2.4. Professional Reputation of colleagues (Ethical Rule No.12)
In any alternative reimbursement, arrangement practitioners should not cast reflections on the probity, professional reputation or skill of another practitioner registered under the Health Professions Act. This ethical rule should be read together with the ethical rule that prohibits canvassing.
2.5. Professional Confidentiality (Ethical Rule No.13)
Should there be other role players in the alternative reimbursement arrangement on who will have access to the patient’s confidential information, an individual practitioner has a duty to obtain an expressed consent from the patient. Practitioners are reminded that they still have an individual duty to their patients and this duty should not be compromised by an alternative reimbursement arrangement.
2.6. Professional Appointments (Ethical Rule No.18)
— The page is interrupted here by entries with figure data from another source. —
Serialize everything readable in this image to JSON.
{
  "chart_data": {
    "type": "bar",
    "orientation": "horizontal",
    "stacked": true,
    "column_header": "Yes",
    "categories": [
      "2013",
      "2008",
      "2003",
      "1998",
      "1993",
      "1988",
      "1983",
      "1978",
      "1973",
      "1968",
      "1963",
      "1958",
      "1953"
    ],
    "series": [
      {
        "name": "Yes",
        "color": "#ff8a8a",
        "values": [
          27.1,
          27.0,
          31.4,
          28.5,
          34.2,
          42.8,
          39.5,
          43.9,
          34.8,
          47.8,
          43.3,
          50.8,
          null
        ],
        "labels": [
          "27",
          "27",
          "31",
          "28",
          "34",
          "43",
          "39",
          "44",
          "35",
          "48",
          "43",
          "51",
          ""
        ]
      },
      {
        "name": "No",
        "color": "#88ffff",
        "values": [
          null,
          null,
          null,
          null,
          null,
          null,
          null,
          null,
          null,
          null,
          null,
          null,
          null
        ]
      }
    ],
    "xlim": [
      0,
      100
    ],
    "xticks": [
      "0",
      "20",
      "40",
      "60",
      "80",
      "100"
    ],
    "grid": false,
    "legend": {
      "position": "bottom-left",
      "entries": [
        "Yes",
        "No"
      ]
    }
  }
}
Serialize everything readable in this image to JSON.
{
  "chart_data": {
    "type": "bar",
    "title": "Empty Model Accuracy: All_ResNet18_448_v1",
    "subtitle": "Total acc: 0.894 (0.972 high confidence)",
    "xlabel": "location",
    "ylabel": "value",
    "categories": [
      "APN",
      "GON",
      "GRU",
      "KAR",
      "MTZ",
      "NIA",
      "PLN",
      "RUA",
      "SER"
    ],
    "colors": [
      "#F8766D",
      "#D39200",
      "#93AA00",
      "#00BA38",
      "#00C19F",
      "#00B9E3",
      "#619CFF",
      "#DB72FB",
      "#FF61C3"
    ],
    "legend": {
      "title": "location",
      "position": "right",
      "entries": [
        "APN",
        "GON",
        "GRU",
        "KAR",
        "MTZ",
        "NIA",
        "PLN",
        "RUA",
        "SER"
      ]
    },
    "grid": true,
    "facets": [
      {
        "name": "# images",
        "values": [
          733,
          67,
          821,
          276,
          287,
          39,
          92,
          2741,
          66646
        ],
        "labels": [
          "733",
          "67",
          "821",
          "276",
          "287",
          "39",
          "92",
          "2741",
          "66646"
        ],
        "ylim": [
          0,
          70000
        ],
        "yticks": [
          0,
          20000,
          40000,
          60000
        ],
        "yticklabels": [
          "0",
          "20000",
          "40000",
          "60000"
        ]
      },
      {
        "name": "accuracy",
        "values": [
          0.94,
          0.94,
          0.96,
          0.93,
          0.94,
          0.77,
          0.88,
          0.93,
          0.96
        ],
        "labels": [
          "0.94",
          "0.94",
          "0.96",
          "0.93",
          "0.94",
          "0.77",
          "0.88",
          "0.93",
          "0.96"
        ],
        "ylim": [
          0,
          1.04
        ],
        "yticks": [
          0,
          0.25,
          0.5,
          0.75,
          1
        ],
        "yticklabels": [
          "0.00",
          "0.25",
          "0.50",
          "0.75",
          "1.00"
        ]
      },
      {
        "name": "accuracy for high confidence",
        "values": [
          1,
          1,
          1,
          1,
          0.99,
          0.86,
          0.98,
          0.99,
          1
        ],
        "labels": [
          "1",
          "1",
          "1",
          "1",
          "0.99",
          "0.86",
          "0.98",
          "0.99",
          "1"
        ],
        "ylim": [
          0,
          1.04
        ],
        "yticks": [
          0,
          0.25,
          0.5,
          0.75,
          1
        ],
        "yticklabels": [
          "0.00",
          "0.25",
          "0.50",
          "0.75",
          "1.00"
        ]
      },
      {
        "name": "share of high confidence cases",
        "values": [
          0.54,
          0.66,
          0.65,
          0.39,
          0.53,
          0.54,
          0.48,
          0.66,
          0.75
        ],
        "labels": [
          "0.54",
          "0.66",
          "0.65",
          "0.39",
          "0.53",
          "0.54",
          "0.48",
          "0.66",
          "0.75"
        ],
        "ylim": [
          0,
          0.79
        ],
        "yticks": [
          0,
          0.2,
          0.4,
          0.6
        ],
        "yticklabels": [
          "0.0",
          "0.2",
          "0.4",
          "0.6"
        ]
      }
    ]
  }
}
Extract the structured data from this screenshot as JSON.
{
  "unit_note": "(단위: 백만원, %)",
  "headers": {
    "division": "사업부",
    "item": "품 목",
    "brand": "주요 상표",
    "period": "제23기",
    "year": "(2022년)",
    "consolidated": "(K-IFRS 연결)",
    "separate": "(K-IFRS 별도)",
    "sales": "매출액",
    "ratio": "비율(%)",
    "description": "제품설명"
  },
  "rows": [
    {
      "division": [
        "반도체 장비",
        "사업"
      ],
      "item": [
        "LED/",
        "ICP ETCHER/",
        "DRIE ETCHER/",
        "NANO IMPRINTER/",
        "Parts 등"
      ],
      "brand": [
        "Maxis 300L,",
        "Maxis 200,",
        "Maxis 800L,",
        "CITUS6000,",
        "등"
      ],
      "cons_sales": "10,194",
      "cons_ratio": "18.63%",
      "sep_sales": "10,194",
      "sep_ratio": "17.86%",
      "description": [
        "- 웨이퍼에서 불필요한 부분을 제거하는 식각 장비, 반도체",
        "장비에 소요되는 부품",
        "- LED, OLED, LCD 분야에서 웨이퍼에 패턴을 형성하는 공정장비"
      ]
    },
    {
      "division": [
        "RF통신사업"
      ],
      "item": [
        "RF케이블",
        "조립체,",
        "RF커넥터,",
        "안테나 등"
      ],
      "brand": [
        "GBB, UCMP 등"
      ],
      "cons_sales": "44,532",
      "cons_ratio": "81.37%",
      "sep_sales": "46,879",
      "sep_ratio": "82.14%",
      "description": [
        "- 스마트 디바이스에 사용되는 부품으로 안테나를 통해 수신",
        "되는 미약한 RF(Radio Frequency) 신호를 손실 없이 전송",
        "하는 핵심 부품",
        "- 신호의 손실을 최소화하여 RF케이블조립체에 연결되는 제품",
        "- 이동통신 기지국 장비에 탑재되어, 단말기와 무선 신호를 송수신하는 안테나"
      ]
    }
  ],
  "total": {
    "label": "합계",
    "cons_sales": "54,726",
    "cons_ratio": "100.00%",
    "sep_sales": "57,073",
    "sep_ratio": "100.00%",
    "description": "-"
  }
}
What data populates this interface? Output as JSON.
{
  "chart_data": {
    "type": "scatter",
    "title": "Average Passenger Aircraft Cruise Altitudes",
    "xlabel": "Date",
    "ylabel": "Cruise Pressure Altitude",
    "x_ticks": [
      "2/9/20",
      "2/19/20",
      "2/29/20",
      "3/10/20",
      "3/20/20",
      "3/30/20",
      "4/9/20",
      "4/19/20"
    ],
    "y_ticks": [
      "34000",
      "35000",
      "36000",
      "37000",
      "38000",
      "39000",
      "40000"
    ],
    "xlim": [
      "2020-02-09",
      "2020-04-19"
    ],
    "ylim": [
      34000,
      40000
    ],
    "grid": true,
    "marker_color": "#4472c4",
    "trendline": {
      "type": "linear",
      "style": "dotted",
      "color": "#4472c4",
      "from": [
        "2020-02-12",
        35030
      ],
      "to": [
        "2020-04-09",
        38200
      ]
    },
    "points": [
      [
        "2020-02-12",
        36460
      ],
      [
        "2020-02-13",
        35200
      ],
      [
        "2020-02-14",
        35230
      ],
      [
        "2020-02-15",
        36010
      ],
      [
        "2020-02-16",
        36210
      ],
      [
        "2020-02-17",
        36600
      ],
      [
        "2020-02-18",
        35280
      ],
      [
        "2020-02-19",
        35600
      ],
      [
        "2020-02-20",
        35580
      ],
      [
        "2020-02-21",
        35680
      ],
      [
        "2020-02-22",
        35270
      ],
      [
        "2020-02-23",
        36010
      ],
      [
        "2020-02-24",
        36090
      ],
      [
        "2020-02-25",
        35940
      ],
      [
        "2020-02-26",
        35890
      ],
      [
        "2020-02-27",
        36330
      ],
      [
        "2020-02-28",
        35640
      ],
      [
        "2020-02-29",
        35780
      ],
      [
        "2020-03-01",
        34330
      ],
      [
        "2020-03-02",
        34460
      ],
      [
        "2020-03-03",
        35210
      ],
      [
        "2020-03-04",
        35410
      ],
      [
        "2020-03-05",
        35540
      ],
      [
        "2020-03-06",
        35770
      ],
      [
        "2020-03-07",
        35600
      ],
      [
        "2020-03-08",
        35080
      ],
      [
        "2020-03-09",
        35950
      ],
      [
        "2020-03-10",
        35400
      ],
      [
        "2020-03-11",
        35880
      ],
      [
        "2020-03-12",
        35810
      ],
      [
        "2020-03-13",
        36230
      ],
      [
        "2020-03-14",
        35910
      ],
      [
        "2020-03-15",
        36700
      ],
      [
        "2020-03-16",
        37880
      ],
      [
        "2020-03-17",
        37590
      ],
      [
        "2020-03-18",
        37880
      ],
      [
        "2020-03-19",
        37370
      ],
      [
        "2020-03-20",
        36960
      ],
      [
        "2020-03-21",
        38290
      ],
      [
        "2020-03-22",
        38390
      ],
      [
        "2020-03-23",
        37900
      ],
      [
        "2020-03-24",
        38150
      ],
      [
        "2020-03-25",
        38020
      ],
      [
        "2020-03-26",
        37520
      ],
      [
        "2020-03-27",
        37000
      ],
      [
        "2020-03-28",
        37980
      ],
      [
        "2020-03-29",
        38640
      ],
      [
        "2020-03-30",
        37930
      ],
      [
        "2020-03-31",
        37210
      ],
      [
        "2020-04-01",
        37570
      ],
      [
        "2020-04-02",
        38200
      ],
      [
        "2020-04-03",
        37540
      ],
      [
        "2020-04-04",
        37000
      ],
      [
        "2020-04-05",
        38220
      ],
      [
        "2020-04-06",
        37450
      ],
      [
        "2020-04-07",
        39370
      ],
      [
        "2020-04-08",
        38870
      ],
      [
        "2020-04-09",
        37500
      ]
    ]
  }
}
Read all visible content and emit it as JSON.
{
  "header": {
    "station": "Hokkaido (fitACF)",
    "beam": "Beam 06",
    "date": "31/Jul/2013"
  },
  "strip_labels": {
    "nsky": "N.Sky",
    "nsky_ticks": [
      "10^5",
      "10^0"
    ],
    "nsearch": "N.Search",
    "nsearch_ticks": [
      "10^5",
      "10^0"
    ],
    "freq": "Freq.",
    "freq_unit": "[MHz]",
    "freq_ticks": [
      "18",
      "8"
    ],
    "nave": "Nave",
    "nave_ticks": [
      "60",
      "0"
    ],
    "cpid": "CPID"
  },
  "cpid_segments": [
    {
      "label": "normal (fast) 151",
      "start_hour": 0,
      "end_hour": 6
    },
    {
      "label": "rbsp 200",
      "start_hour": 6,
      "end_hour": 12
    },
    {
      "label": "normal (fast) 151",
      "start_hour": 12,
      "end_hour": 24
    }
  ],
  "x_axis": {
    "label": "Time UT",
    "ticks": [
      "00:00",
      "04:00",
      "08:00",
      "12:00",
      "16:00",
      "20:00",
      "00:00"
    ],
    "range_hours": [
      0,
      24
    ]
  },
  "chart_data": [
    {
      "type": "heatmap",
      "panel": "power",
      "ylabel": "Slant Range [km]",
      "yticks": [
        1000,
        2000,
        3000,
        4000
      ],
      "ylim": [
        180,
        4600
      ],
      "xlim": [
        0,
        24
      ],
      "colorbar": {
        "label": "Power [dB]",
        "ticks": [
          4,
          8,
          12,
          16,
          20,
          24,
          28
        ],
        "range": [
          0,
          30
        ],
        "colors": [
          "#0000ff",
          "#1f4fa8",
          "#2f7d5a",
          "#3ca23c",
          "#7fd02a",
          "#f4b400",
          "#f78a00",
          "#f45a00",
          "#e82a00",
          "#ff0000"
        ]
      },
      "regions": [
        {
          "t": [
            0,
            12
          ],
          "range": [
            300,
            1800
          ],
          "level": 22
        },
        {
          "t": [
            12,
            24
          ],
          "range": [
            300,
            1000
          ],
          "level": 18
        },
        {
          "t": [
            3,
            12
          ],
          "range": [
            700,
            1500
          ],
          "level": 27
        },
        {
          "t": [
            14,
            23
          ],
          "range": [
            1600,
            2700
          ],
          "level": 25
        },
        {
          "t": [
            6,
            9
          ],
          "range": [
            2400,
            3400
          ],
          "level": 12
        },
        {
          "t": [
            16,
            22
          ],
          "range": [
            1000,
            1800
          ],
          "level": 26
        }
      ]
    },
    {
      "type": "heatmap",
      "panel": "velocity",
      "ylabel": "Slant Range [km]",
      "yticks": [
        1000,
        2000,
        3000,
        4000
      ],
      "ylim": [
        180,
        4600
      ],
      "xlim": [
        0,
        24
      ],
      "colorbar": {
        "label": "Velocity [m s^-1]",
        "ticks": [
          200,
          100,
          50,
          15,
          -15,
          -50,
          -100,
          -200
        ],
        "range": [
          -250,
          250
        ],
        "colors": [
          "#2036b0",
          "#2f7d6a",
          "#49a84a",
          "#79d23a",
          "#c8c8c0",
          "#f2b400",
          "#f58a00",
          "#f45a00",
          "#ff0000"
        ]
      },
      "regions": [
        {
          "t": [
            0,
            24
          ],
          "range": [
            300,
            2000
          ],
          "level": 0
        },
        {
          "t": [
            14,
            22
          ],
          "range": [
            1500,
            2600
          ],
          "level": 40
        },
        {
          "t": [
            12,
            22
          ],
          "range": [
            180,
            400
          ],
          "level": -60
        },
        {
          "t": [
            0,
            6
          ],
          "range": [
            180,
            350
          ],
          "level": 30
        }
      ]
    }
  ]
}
Practitioners are advised to refrain from arrangements which have an element of rendering them as employees in terms of Section 200A of the Labour Relations Act which states that, ‘…, a person who works for, or renders services to, any other person is presumed, regardless of the form of the contract, to be an employee, if any one or more of the following factors are present:
- The manner in which the person works is subject to the control or direction of another person;
- The person’s hours of work are subject to the control or direction of another person;
- The person is economically dependent on the other person for whom she/he works or renders services;
- The person is provided with tools of trade or work equipment by the other person.
It is Council’s view that any arrangement that compromises the practitioner’s professional autonomy with the imposition of clinical pathways or clinical protocols which also prevents the practitioners from acting in the best interest of their individual patients renders such practitioners as employees and such contract should be made available to Council in terms of Ethical Rule 18.
2.7. Reporting of impairment or of unprofessional, illegal or unethical conduct (Ethical Rule No. 25)
Practitioners are reminded of their duty in terms of this rule to report any unprofessional, illegal or unethical conduct on the part of another practitioner to the HPCSA. Council shall provide a dedicated platform for practitioners or any other person to report any unprofessional/illegal/ unethical conduct related or not related to alternative reimbursement arrangements so that further action can be taken against such practitioners.
2.8. Main responsibilities of healthcare practitioners (Ethical Rule No. 27A)
Practitioners should always remember that alternative reimbursement arrangements do not absolve them from their duties or responsibilities. These duties or responsibilities include, but are not limited to the following:
- Acting in the best interest of their patients;
- Respecting patient confidentiality, privacy, choices and dignity;
- Maintaining the highest standards of personal conduct and integrity;
- Providing adequate information about the patient’s diagnosis, treatment options and alternatives, costs associated with each alternative and any other pertinent information to enable the patient to exercise a choice in terms of treatment and informed decision-making pertaining to his or her health and that of others;
- Keeping their professional knowledge and skills up to date;
- Maintaining proper and effective communication with their patients and other professionals;
- Obtain informed consent from their patients including informing patients about their professional fees for services to be rendered in terms of Section 53(1) of the Health Professions Act; and
Furnishing their patients with a detailed account in terms of Section 53(2) of the Health Professions Act and Section 59(1) of the Medical Schemes Act.
The guidance provided here is not exhaustive and practitioners can direct an email to email@example.com for further guidance. Council commits itself to a turnaround time of 5 working days to respond to any request for guidance on global fees.
Practitioners have 90 days to correct any arrangement that is in contravention of the HPCSA’s rules or to terminate such an arrangement.